En 1988, Jean-Claude Carrière reçoit sa troisième nomination aux Oscars avec « L'insoutenable légèreté de l'être » de Philip Kaufman, d'après le roman de Milan Kundera. Il écrit l'adaptation de « Cyrano de Bergerac » (1990) qui sera réalisée par Jean-Paul Rappeneau, interprétée par Gérard Depardieu, et qui est à ce jour considérée comme la meilleure version de l'oeuvre d'Edmond Rostand jamais portée à l'écran. En 2007, il signe le scénario des « Fantômes de Goya » de Forman.

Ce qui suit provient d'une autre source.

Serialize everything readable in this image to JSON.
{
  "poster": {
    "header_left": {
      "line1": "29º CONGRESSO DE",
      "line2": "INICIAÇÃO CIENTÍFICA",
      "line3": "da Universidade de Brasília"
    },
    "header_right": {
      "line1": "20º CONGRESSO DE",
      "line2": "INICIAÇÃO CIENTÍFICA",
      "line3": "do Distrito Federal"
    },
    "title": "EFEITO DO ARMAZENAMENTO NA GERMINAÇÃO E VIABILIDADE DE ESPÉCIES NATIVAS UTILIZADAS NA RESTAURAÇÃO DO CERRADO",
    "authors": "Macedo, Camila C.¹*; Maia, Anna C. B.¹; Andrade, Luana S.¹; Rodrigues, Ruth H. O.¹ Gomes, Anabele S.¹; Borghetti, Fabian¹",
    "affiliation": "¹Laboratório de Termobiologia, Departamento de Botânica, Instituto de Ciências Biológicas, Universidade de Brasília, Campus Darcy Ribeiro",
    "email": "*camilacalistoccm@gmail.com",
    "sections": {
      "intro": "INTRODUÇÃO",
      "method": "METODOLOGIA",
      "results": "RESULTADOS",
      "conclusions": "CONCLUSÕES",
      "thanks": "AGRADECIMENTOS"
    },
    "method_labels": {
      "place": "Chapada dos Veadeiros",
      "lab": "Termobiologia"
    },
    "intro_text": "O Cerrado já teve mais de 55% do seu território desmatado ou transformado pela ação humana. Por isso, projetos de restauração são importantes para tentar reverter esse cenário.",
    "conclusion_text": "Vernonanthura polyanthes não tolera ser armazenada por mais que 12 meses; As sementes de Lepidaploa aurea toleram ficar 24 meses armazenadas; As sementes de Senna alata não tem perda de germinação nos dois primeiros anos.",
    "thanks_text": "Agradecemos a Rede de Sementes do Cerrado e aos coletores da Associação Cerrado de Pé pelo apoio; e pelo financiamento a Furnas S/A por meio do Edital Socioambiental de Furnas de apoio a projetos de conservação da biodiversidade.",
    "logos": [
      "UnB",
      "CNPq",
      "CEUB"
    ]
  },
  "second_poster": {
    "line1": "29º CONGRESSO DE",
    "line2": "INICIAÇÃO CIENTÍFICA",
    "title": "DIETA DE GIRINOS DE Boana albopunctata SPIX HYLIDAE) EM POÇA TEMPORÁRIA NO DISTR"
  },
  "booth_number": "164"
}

Jean-Claude Carrière a commencé l'écriture de scenarii à l'époque de la Nouvelle Vague, qui s'éveilla en réaction à la cinématographie de studio traditionnelle et à la tyrannie du script. Le script est pour lui à la fois utile et superflu. Son écriture est un processus permanent, qui peut durer jusqu'au montage. Sa composition doit être suffisamment flexible pour octroyer une part de liberté aussi bien au réalisateur qu'à l'acteur.

L'oeuvre scénaristique de Carrière est marqué par un humour acerbe, une attention aux absurdités de la vie et une défiance particulière envers les figures de l'autorité. La bourgeoisie est un sujet de prédilection de son écriture, qui n'est pas entièrement de la tragédie car elle est trop ironique, et qui est servie par le surréalisme, l'imprévu et une soif d'exploration insatiable.